Recently on June 25, Rubio told the meeting of the Gulf Cooperation Council in Bahrain that the Iranian tolls in the crisis could risk “total chaos” as a precursor to international shipping.
“International waterways are not part of any nation. This is a fundamental principle in the world today, without which the world would be in chaos,” said Rubio. “If, in fact, we accept that you can charge a fee to use an international waterway because it’s close to your place, that will spread around the world like a stomach bug.”
Oil prices rose to around $87 a barrel on Tuesday after an increase of about 10% On Monday when Mr. Trump announcing 20% safety deposit plan in Public Truth post.
“Getting an immediate 20% tax on cargo ships that are already underway could increase the negative cost implications for global supply chains; while President Trump’s social media announcement may seem extreme, his agenda and rationale are sound: safety has value,” energy and security consultant Myles B. Caggins III told CBS News on Tuesday.
Iran agreed to the assessment, but the Islamic Republic’s foreign minister, Abbas Araghchi, scoffed at President Trump’s announcement of a 20% tariff, saying on social media that it was a “very large” future payment.
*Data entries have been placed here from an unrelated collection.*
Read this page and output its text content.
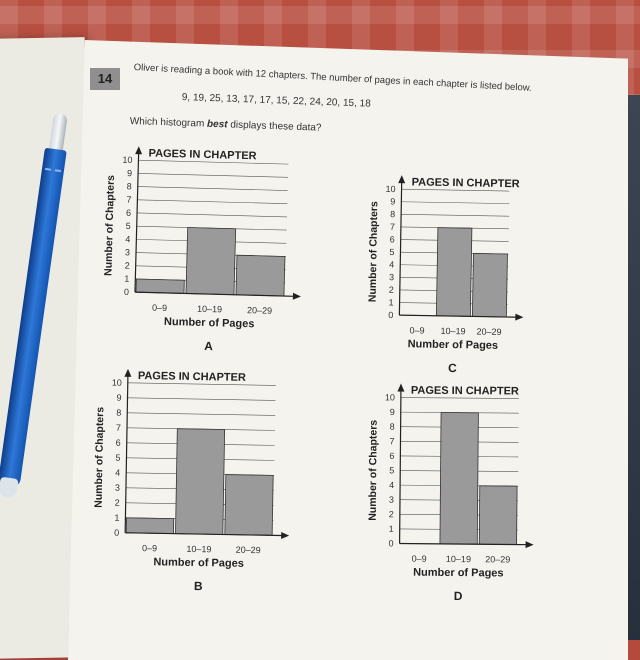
14	Oliver is reading a book with 12 chapters. The number of pages in each chapter is listed below.
9, 19, 25, 13, 17, 17, 15, 22, 24, 20, 15, 18
Which histogram best displays these data?
0
1
2
3
4
5
6
7
8
9
10
0–9	10–19	20–29
PAGES IN CHAPTER
Number of Pages
Number of Chapters
A
0
1
2
3
4
5
6
7
8
9
10
0–9 10–19 20–29
PAGES IN CHAPTER
Number of Pages
Number of Chapters
C
0
1
2
3
4
5
6
7
8
9
10
0–9	10–19	20–29
PAGES IN CHAPTER
Number of Pages
Number of Chapters
B
0
1
2
3
4
5
6
7
8
9
10
0–9 10–19 20–29
PAGES IN CHAPTER
Number of Pages
Number of Chapters
D
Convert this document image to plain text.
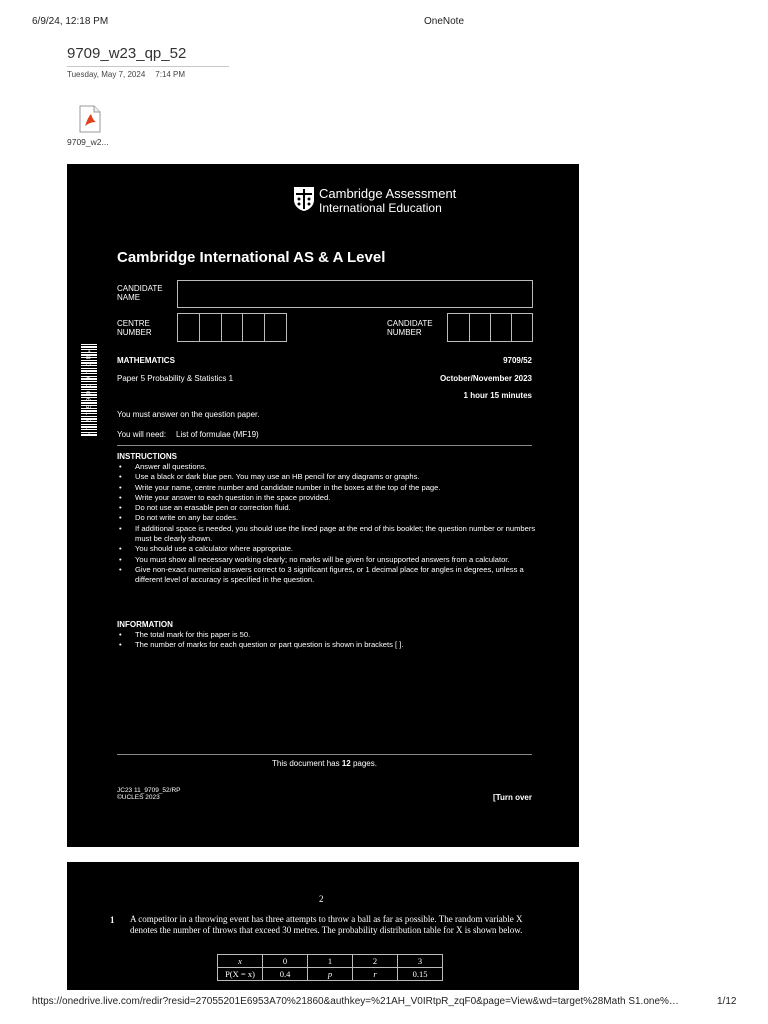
6/9/24, 12:18 PM	OneNote
9709_w23_qp_52
Tuesday, May 7, 2024 7:14 PM
9709_w2...
Cambridge Assessment
International Education
Cambridge International AS & A Level
CANDIDATE
NAME
CENTRE
NUMBER
CANDIDATE
NUMBER
* 8 0 1 6 0 0 6 5 1 7 1 *	MATHEMATICS	9709/52
Paper 5 Probability & Statistics 1	October/November 2023
1 hour 15 minutes
You must answer on the question paper.
You will need: List of formulae (MF19)
INSTRUCTIONS
• Answer all questions.
• Use a black or dark blue pen. You may use an HB pencil for any diagrams or graphs.
• Write your name, centre number and candidate number in the boxes at the top of the page.
• Write your answer to each question in the space provided.
• Do not use an erasable pen or correction fluid.
• Do not write on any bar codes.
• If additional space is needed, you should use the lined page at the end of this booklet; the question number or numbers must be clearly shown.
• You should use a calculator where appropriate.
• You must show all necessary working clearly; no marks will be given for unsupported answers from a calculator.
• Give non-exact numerical answers correct to 3 significant figures, or 1 decimal place for angles in degrees, unless a different level of accuracy is specified in the question.
INFORMATION
• The total mark for this paper is 50.
• The number of marks for each question or part question is shown in brackets [ ].
This document has 12 pages.
JC23 11_9709_52/RP
©UCLES 2023	[Turn over
2
1 A competitor in a throwing event has three attempts to throw a ball as far as possible. The random variable X denotes the number of throws that exceed 30 metres. The probability distribution table for X is shown below.
x	0	1	2	3
P(X = x)	0.4	p	r	0.15
https://onedrive.live.com/redir?resid=27055201E6953A70%21860&authkey=%21AH_V0IRtpR_zqF0&page=View&wd=target%28Math S1.one%…	1/12
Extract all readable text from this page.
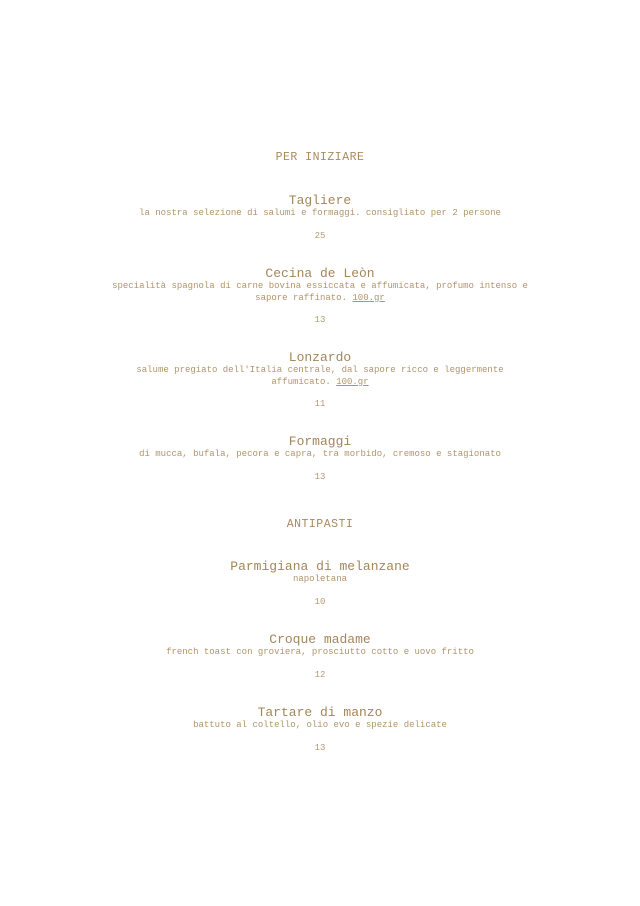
PER INIZIARE
Tagliere
la nostra selezione di salumi e formaggi. consigliato per 2 persone
25
Cecina de Leòn
specialità spagnola di carne bovina essiccata e affumicata, profumo intenso e sapore raffinato. 100.gr
13
Lonzardo
salume pregiato dell'Italia centrale, dal sapore ricco e leggermente affumicato. 100.gr
11
Formaggi
di mucca, bufala, pecora e capra, tra morbido, cremoso e stagionato
13
ANTIPASTI
Parmigiana di melanzane
napoletana
10
Croque madame
french toast con groviera, prosciutto cotto e uovo fritto
12
Tartare di manzo
battuto al coltello, olio evo e spezie delicate
13
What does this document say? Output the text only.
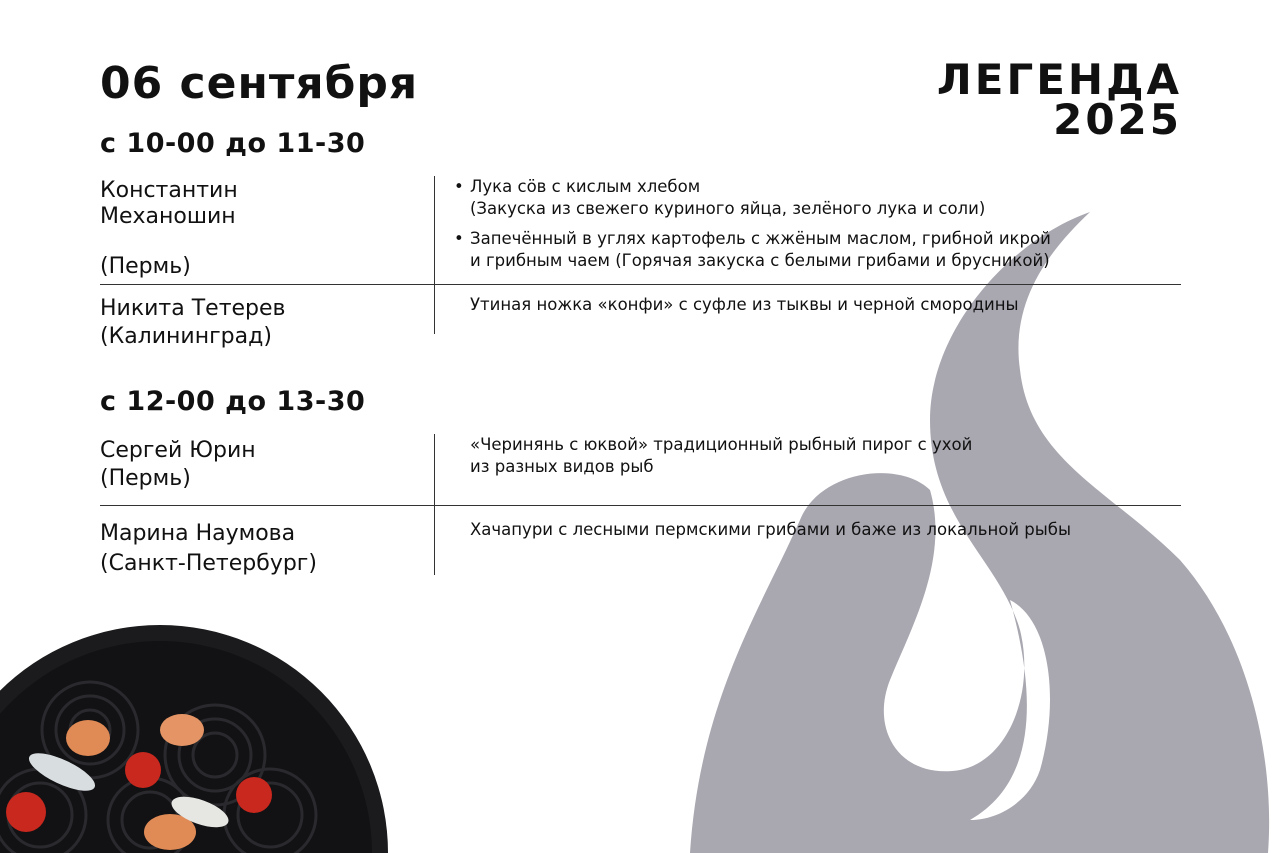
06 сентября	ЛЕГЕНДА
2025
с 10-00 до 11-30
Константин
Механошин
(Пермь)
• Лука сöв с кислым хлебом
(Закуска из свежего куриного яйца, зелёного лука и соли)
• Запечённый в углях картофель с жжёным маслом, грибной икрой
и грибным чаем (Горячая закуска с белыми грибами и брусникой)
Никита Тетерев
(Калининград)
Утиная ножка «конфи» с суфле из тыквы и черной смородины
с 12-00 до 13-30
Сергей Юрин
(Пермь)
«Черинянь с юквой» традиционный рыбный пирог с ухой
из разных видов рыб
Марина Наумова
(Санкт-Петербург)
Хачапури с лесными пермскими грибами и баже из локальной рыбы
“POTUS is absolutely right. Anyone who provides safe and secure passage of commercial vessels through the Strait of Hormuz should be compensated for this service,” Araghchi wrote. “Iran has always been the SWEET of the Straits and will be FOREVER. Yes, 20% is too much. We will be fair.”
Caggins, a retired US Army colonel who led operations in Iraq and Syria, said Gulf oil and gas producers are “already using alternative routes to get supplies to market” because of the impact of the Iran war on traffic. He said that Iraq in particular has moved to prioritize the export of oil through pipelines to Turkey, and trucks to Syria.
The comments of Mr. Trump on Monday happened after the Ministry of Defense of the United Arab Emirates said Iranian cruise missiles hit two oil tankers using the southern shipping route across the strait, off the coast of Oman, which Tehran does not accept.
The US continued this encourage commercial ships to use the southern route despite repeated attacks by Iran.